I'm a also going to quote from a recent email from Dr. de Grey, from a conversation on this subject in which I was a participant:
the access issue for enzymes reaching crosslinks in tightly-wound collagen is one that has been on our mind since forever, and is in tension with the converse problem of specificity of small molecules. The fact that glucosepane looks so weird, seven-membered ring etc, does not translate as well as I had initially hoped to the conclusion that drugs to cleave it will often be harmless to structures that the body synthesises on purpose. For this reason one approach that we are looking at is organocatalysts, which are small peptides with enzymatic activity - they are a compromise between size and specificity, and thus may be the best of both worlds.
But there is a huge amount not known about all this; it may just be that regular enzymes work fine because breaking the subset of glucosepane that they can get to will loosen things up enough that they can get to a bit more, and so on.

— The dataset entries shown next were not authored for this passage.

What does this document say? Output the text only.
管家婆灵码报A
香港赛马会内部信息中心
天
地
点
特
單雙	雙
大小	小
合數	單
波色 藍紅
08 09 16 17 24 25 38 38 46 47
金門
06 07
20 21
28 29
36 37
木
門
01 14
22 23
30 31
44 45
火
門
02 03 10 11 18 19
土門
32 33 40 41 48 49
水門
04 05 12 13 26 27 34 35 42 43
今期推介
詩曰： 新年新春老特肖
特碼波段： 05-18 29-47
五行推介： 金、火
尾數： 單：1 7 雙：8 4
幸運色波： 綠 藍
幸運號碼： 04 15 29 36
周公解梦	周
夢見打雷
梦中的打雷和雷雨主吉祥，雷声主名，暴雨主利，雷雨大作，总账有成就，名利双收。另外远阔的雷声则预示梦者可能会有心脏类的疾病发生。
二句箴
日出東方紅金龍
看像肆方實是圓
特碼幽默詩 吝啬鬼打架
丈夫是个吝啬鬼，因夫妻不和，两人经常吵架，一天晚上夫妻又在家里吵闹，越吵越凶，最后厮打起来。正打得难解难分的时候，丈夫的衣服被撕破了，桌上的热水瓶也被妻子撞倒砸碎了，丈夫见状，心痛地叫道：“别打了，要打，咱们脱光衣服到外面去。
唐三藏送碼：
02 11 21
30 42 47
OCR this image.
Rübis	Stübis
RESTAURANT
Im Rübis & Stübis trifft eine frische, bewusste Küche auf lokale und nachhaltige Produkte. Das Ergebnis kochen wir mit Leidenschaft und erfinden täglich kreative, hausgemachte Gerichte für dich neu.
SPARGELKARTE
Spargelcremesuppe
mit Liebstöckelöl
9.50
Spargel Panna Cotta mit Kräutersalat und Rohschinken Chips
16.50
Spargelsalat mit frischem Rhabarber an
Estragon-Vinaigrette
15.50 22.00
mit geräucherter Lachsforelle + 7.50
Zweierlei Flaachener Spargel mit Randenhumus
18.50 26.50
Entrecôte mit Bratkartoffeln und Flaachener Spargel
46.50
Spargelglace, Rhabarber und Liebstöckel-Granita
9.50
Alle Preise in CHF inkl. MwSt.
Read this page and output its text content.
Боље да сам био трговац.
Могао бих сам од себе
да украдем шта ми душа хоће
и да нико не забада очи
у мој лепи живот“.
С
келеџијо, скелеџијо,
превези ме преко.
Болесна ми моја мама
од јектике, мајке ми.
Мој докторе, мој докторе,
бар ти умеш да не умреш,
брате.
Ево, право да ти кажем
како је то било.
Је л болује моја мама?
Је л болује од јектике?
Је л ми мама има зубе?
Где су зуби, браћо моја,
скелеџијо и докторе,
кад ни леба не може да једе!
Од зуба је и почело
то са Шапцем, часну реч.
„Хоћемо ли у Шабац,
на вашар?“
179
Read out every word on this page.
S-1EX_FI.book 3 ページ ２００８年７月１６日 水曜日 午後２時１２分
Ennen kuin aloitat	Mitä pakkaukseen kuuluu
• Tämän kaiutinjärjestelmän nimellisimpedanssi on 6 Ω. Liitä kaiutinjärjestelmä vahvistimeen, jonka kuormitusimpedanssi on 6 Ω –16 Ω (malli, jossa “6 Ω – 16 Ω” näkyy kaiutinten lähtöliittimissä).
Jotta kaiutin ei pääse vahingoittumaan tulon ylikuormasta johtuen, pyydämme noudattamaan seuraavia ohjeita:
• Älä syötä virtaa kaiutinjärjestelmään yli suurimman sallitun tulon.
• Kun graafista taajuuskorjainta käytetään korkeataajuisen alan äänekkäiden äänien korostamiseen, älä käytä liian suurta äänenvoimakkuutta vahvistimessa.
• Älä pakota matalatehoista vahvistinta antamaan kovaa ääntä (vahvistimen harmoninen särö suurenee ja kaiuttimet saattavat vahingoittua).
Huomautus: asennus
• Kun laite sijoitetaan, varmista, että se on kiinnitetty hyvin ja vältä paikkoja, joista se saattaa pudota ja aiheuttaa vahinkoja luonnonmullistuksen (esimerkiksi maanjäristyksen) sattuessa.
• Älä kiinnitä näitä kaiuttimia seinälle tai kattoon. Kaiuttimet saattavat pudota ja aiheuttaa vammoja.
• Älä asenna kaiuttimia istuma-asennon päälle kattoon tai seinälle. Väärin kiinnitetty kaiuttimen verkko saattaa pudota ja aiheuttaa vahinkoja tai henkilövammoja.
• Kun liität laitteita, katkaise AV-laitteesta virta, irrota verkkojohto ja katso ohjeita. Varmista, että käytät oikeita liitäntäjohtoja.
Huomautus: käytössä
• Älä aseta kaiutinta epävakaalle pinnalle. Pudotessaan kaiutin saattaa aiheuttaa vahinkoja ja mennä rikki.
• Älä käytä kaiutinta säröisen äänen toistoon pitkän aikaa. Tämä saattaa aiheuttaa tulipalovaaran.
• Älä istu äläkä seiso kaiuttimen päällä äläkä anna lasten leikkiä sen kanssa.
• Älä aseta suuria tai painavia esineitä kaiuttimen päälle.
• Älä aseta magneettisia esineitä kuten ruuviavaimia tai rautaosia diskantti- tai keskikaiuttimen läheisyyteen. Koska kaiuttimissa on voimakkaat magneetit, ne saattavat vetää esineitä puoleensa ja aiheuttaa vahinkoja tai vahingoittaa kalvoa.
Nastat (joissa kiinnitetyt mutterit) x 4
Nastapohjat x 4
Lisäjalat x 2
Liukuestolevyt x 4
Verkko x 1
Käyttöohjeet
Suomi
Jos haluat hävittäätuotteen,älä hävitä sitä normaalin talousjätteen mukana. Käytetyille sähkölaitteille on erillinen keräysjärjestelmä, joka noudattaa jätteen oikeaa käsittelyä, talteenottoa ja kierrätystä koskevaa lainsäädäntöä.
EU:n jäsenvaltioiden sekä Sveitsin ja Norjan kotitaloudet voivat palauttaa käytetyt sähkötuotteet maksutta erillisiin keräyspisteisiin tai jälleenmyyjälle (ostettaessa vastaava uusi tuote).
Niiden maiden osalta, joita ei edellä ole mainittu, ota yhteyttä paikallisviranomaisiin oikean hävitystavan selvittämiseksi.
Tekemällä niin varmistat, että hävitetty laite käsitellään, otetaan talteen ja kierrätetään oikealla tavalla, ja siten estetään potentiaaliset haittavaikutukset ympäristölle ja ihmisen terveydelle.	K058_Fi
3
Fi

No matter what the strategy one favors for identifying therapeutic candidates, the glucosepane reagents generated by David Spiegel's group through the SENS Research Foundation funding will for the first time provide the soil that will allow a thousand flowers to bloom. Like you, AH, and I'm sure like everyone here, I'd be delighted to make progress toward a viable glucosepane-degrading therapeutic based on on any strategy, though it would sure be nice to claim a part in the bragging rights for that, too . Solvitur ambulando!